Here’s the thing: this isn’t a huge surprise. The market for enterprise financial software is brutally competitive, with giants like Oracle and SAP dominating. OneStream carved out a decent niche with its corporate performance management (CPM) platform, but being a public company in that space is tough. You’re under constant pressure to show quarterly growth, and any miss gets punished. A 35% slide in a year is basically the market saying it’s not convinced about the standalone growth story.

The Hg playbook

So why would Hg want it? This is classic private equity territory. Hg specializes in software and has a long history of taking companies private, streamlining operations, and either selling them later for a profit or taking them public again.

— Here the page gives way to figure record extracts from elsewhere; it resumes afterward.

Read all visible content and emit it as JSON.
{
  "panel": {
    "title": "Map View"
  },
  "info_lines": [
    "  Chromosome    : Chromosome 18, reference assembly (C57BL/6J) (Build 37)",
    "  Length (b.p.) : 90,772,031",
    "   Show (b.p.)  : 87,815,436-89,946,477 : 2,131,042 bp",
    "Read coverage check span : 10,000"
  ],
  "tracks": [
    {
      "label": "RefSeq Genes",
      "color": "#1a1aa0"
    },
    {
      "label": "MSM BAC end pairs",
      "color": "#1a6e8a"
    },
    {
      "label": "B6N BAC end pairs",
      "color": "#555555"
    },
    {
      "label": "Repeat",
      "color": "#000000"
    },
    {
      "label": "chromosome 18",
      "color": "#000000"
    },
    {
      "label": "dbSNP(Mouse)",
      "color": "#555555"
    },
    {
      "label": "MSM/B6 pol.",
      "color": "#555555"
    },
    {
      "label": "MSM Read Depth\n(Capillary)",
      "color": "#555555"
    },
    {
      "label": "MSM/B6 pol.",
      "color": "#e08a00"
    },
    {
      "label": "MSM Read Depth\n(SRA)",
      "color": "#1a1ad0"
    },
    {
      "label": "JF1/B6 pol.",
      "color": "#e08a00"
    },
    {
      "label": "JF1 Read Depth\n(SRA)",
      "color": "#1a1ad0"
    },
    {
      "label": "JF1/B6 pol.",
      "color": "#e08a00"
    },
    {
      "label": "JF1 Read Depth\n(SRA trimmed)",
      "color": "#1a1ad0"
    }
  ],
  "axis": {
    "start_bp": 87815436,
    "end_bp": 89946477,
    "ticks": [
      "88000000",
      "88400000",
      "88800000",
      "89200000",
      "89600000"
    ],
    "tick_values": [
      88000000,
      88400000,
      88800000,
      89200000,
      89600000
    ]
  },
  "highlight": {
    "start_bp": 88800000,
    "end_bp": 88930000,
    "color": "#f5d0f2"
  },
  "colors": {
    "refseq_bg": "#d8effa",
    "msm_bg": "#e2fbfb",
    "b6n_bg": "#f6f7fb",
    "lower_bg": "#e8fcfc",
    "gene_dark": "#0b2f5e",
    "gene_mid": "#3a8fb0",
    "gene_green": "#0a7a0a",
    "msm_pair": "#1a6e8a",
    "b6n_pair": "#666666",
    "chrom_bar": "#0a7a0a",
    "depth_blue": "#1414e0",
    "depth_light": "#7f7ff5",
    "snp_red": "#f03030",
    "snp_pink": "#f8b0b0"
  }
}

They’re betting they can run OneStream more efficiently without the quarterly spotlight, maybe invest more aggressively in product without spooking public investors, and ultimately build more value. It’s a bet that the underlying business—serving big, stable customers with essential financial reporting tools—is stronger than the stock price indicates.

Broader tech trend

Look, this is part of a bigger trend we’re seeing. When solid but unspectacular tech stocks languish on the public markets, private equity comes circling. They see assets they can fix. For OneStream’s customers, a move like this might mean more focused investment in the platform, or it could lead to cost-cutting. It’s a double-edged sword. But for the company itself, getting off the public rollercoaster probably looks pretty good right now. They can focus on the long game, even if it means answering to a single, demanding owner instead of thousands of shareholders.